N.O.W. idea #1: Bring Your Own Bag (for everything!)

It seems to me that reusable grocery bags are finally becoming “the norm” (At least where I shop, in Santa Cruz, California.) Reusable bags eliminate the need for paper (or worse yet- plastic bags) and are indeed a sign of progress. But reusable grocery bags aren’t just for groceries. Picking up take-out? Shopping for new clothes? Getting souvenirs for your kids on a trip? Buying car parts at the auto shop? Bring a reusable bag!

Chances are, you’ve already got a few kicking around. If not, maybe your friend has an extra. You could get crafty and make your own, or break down and buy a couple. I have several bags and one really awesome basket. My favorite bag used to be a diaper bag!

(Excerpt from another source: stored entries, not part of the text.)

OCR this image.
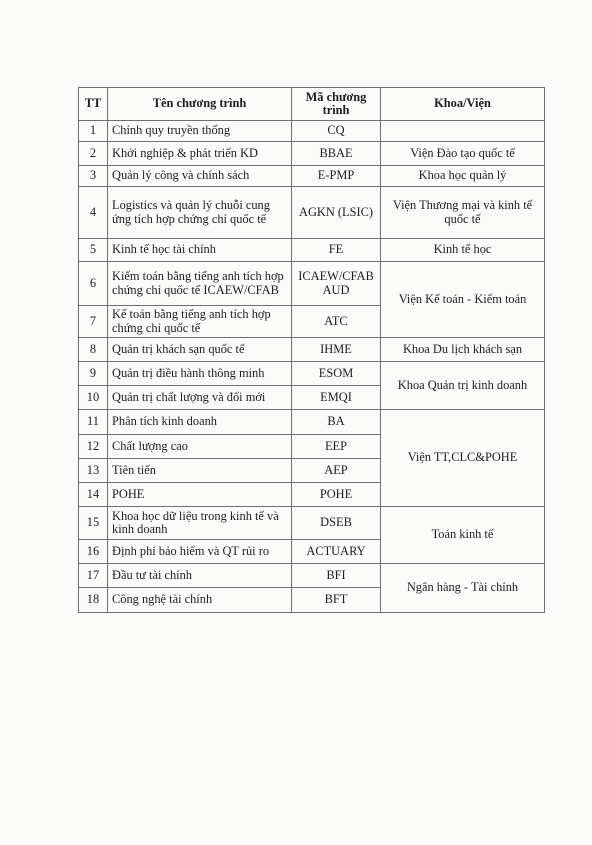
TT	Tên chương trình	Mã chương trình	Khoa/Viện
1	Chính quy truyền thống	CQ	
2	Khởi nghiệp & phát triển KD	BBAE	Viện Đào tạo quốc tế
3	Quản lý công và chính sách	E-PMP	Khoa học quản lý
4	Logistics và quản lý chuỗi cung ứng tích hợp chứng chỉ quốc tế	AGKN (LSIC)	Viện Thương mại và kinh tế quốc tế
5	Kinh tế học tài chính	FE	Kinh tế học
6	Kiểm toán bằng tiếng anh tích hợp chứng chỉ quốc tế ICAEW/CFAB	ICAEW/CFAB AUD	Viện Kế toán - Kiểm toán
7	Kế toán bằng tiếng anh tích hợp chứng chỉ quốc tế	ATC	
8	Quản trị khách sạn quốc tế	IHME	Khoa Du lịch khách sạn
9	Quản trị điều hành thông minh	ESOM	Khoa Quản trị kinh doanh
10	Quản trị chất lượng và đổi mới	EMQI	
11	Phân tích kinh doanh	BA	Viện TT,CLC&POHE
12	Chất lượng cao	EEP	
13	Tiên tiến	AEP	
14	POHE	POHE	
15	Khoa học dữ liệu trong kinh tế và kinh doanh	DSEB	Toán kinh tế
16	Định phí bảo hiểm và QT rủi ro	ACTUARY	
17	Đầu tư tài chính	BFI	Ngân hàng - Tài chính
18	Công nghệ tài chính	BFT	
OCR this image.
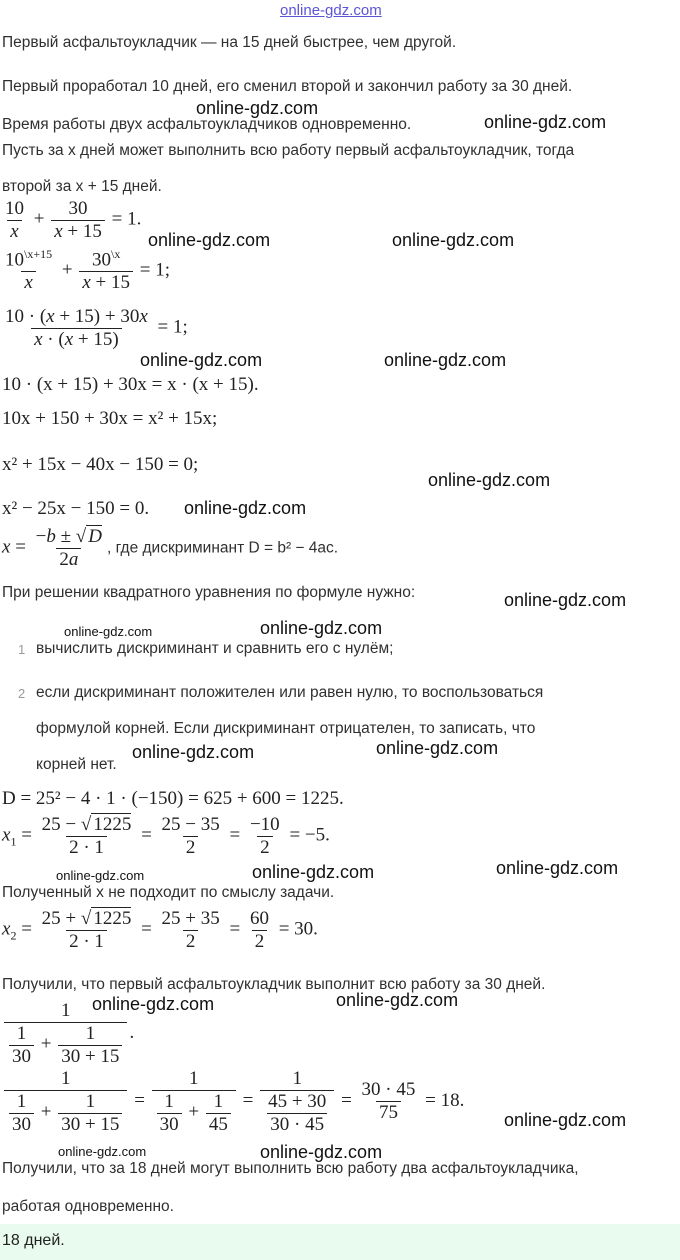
online-gdz.com
Первый асфальтоукладчик — на 15 дней быстрее, чем другой.
Первый проработал 10 дней, его сменил второй и закончил работу за 30 дней.
online-gdz.com
Время работы двух асфальтоукладчиков одновременно.	online-gdz.com
Пусть за x дней может выполнить всю работу первый асфальтоукладчик, тогда
второй за x + 15 дней.
$\frac{10}{x} + \frac{30}{x + 15} = 1$.
online-gdz.com	online-gdz.com
$\frac{10^{\backslash x+15}}{x} + \frac{30^{\backslash x}}{x + 15} = 1$;
$\frac{10 \cdot (x + 15) + 30x}{x \cdot (x + 15)} = 1$;
online-gdz.com	online-gdz.com
10 · (x + 15) + 30x = x · (x + 15).
10x + 150 + 30x = x² + 15x;
x² + 15x − 40x − 150 = 0;
online-gdz.com
x² − 25x − 150 = 0. online-gdz.com
$x = \frac{-b \pm √ D}{2a}$ , где дискриминант D = b² − 4ac.
При решении квадратного уравнения по формуле нужно:	online-gdz.com
online-gdz.com	online-gdz.com
1 вычислить дискриминант и сравнить его с нулём;
2 если дискриминант положителен или равен нулю, то воспользоваться
формулой корней. Если дискриминант отрицателен, то записать, что
корней нет.
online-gdz.com	online-gdz.com
D = 25² − 4 · 1 · (−150) = 625 + 600 = 1225.
$x_1 = \frac{25 - √ 1225}{2 \cdot 1} = \frac{25 - 35}{2} = \frac{-10}{2} = -5$.
online-gdz.com	online-gdz.com	online-gdz.com
Полученный x не подходит по смыслу задачи.
$x_2 = \frac{25 + √ 1225}{2 \cdot 1} = \frac{25 + 35}{2} = \frac{60}{2} = 30$.
Получили, что первый асфальтоукладчик выполнит всю работу за 30 дней.
online-gdz.com	online-gdz.com
$\frac{1}{\frac{1}{30} + \frac{1}{30 + 15}}$ .
$\frac{1}{\frac{1}{30} + \frac{1}{30 + 15}} = \frac{1}{\frac{1}{30} + \frac{1}{45}} = \frac{1}{\frac{45 + 30}{30 \cdot 45}} = \frac{30 \cdot 45}{75} = 18$.
online-gdz.com
online-gdz.com	online-gdz.com
Получили, что за 18 дней могут выполнить всю работу два асфальтоукладчика,
работая одновременно.
18 дней.
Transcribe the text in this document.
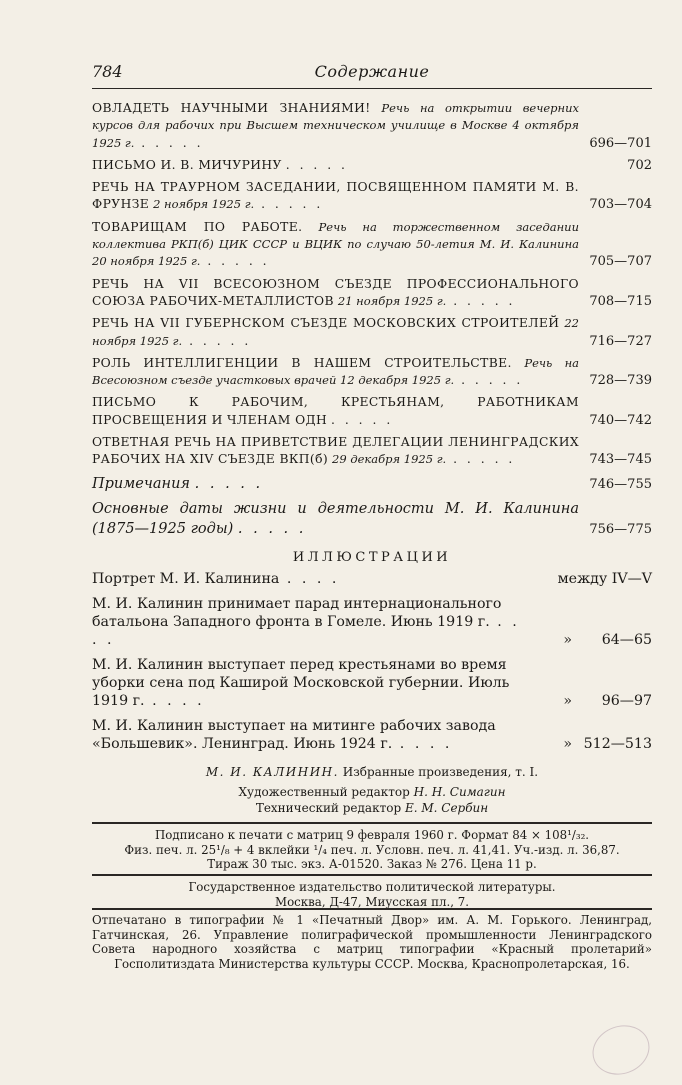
Содержание
784
ОВЛАДЕТЬ НАУЧНЫМИ ЗНАНИЯМИ! Речь на открытии вечерних курсов для рабочих при Высшем техническом училище в Москве 4 октября 1925 г. . . . . .	696—701
ПИСЬМО И. В. МИЧУРИНУ . . . . .	702
РЕЧЬ НА ТРАУРНОМ ЗАСЕДАНИИ, ПОСВЯЩЕННОМ ПАМЯТИ М. В. ФРУНЗЕ 2 ноября 1925 г. . . . . .	703—704
ТОВАРИЩАМ ПО РАБОТЕ. Речь на торжественном заседании коллектива РКП(б) ЦИК СССР и ВЦИК по случаю 50-летия М. И. Калинина 20 ноября 1925 г. . . . . .	705—707
РЕЧЬ НА VII ВСЕСОЮЗНОМ СЪЕЗДЕ ПРОФЕССИОНАЛЬНОГО СОЮЗА РАБОЧИХ-МЕТАЛЛИСТОВ 21 ноября 1925 г. . . . . .	708—715
РЕЧЬ НА VII ГУБЕРНСКОМ СЪЕЗДЕ МОСКОВСКИХ СТРОИТЕЛЕЙ 22 ноября 1925 г. . . . . .	716—727
РОЛЬ ИНТЕЛЛИГЕНЦИИ В НАШЕМ СТРОИТЕЛЬСТВЕ. Речь на Всесоюзном съезде участковых врачей 12 декабря 1925 г. . . . . .	728—739
ПИСЬМО К РАБОЧИМ, КРЕСТЬЯНАМ, РАБОТНИКАМ ПРОСВЕЩЕНИЯ И ЧЛЕНАМ ОДН . . . . .	740—742
ОТВЕТНАЯ РЕЧЬ НА ПРИВЕТСТВИЕ ДЕЛЕГАЦИИ ЛЕНИНГРАДСКИХ РАБОЧИХ НА XIV СЪЕЗДЕ ВКП(б) 29 декабря 1925 г. . . . . .	743—745
Примечания . . . . .	746—755
Основные даты жизни и деятельности М. И. Калинина (1875—1925 годы) . . . . .	756—775
ИЛЛЮСТРАЦИИ
Портрет М. И. Калинина . . . .	между IV—V
М. И. Калинин принимает парад интернационального батальона Западного фронта в Гомеле. Июнь 1919 г. . . . .	» 64—65
М. И. Калинин выступает перед крестьянами во время уборки сена под Каширой Московской губернии. Июль 1919 г. . . . .	» 96—97
М. И. Калинин выступает на митинге рабочих завода «Большевик». Ленинград. Июнь 1924 г. . . . .	» 512—513
М. И. КАЛИНИН. Избранные произведения, т. I.
Художественный редактор Н. Н. Симагин
Технический редактор Е. М. Сербин
Подписано к печати с матриц 9 февраля 1960 г. Формат 84 × 108¹/₃₂.
Физ. печ. л. 25¹/₈ + 4 вклейки ¹/₄ печ. л. Условн. печ. л. 41,41. Уч.-изд. л. 36,87.
Тираж 30 тыс. экз. А-01520. Заказ № 276. Цена 11 р.
Государственное издательство политической литературы.
Москва, Д-47, Миусская пл., 7.
Отпечатано в типографии № 1 «Печатный Двор» им. А. М. Горького. Ленинград, Гатчинская, 26. Управление полиграфической промышленности Ленинградского Совета народного хозяйства с матриц типографии «Красный пролетарий» Госполитиздата Министерства культуры СССР. Москва, Краснопролетарская, 16.
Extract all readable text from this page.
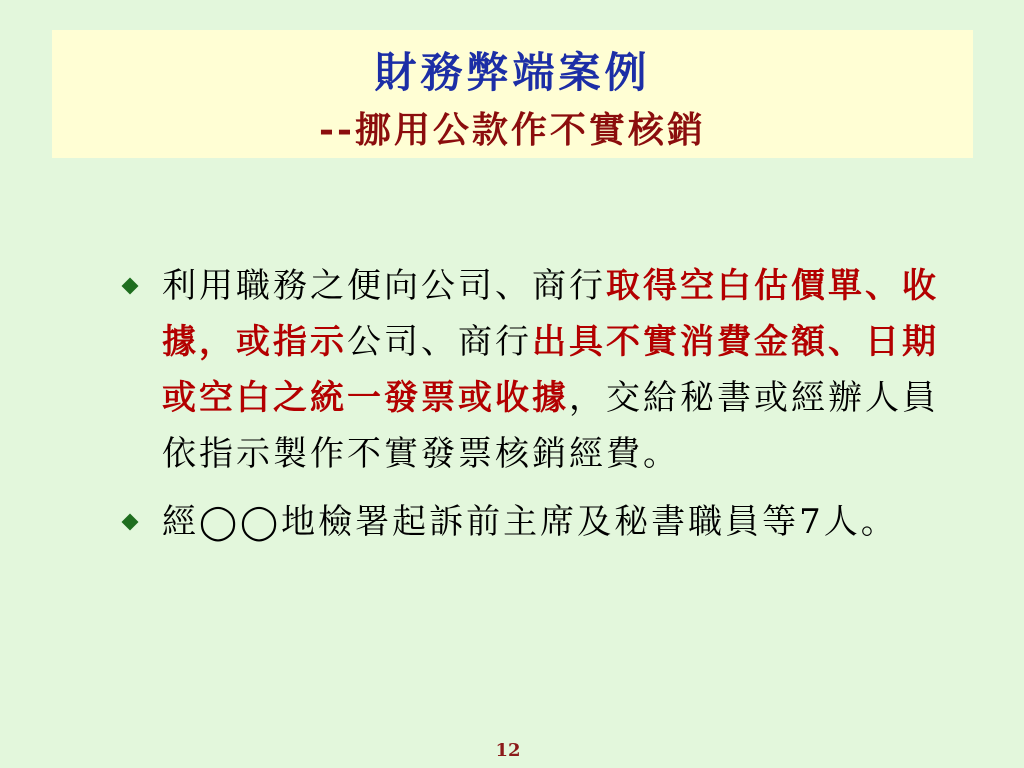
財務弊端案例
--挪用公款作不實核銷
利用職務之便向公司、商行取得空白估價單、收據，或指示公司、商行出具不實消費金額、日期或空白之統一發票或收據，交給秘書或經辦人員依指示製作不實發票核銷經費。
經◯◯地檢署起訴前主席及秘書職員等7人。
12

It’s machine washable, so it’s great for things that might be messy, like soft fruit… or car parts.

A gift from my MIL; great for jars!
A freebie from a beach cleanup.
Folds up & zips shut, easy to carry.
From diaper bag to grocery bag.

Of course, bringing your bag with you is the key to making it useful. Put one in your trunk, truck box, purse, or pocket. When it ends up in your house, put it by the door so you can grab it on your way out.

So, besides groceries, what will you put in your reusable bag? 


3 thoughts on “N.O.W. idea #1: Bring Your Own Bag (for everything!)

  1. Helen McG January 13, 2016 / 4:10 pm

    Since the introduction of the 5p plastic bag charge, one of the major UK supermarkets has reported an 80% drop in plastic bag use in its stores. I use my own shopping bags for everything now and even have some little cloth bags for putting small, easily list items in. As you say, it’s a habit to develop, keeping a few in the car or by the door to grab on the way out, so that you always have one or two with you.

    Great post and I love your basket too. 😊


  2. Natalie January 15, 2016 / 1:21 pm

    Besides all that you’ve mentioned in the post, I use reuseable bags to tote books home from the library. The library where I live provide free plastic bags for visitors to use and are placed on the counter for easy access. It is such a wasteful practice and I decline their offer every time. If they’re not free and costs even just $0.05, I’ll bet most folks will just skip the plastic and opt for something of their own. They’re not truly free as taxpayers PAID for them already, not to mention the detrimental environmental cost in manufacturing and transporting those library plastic bags!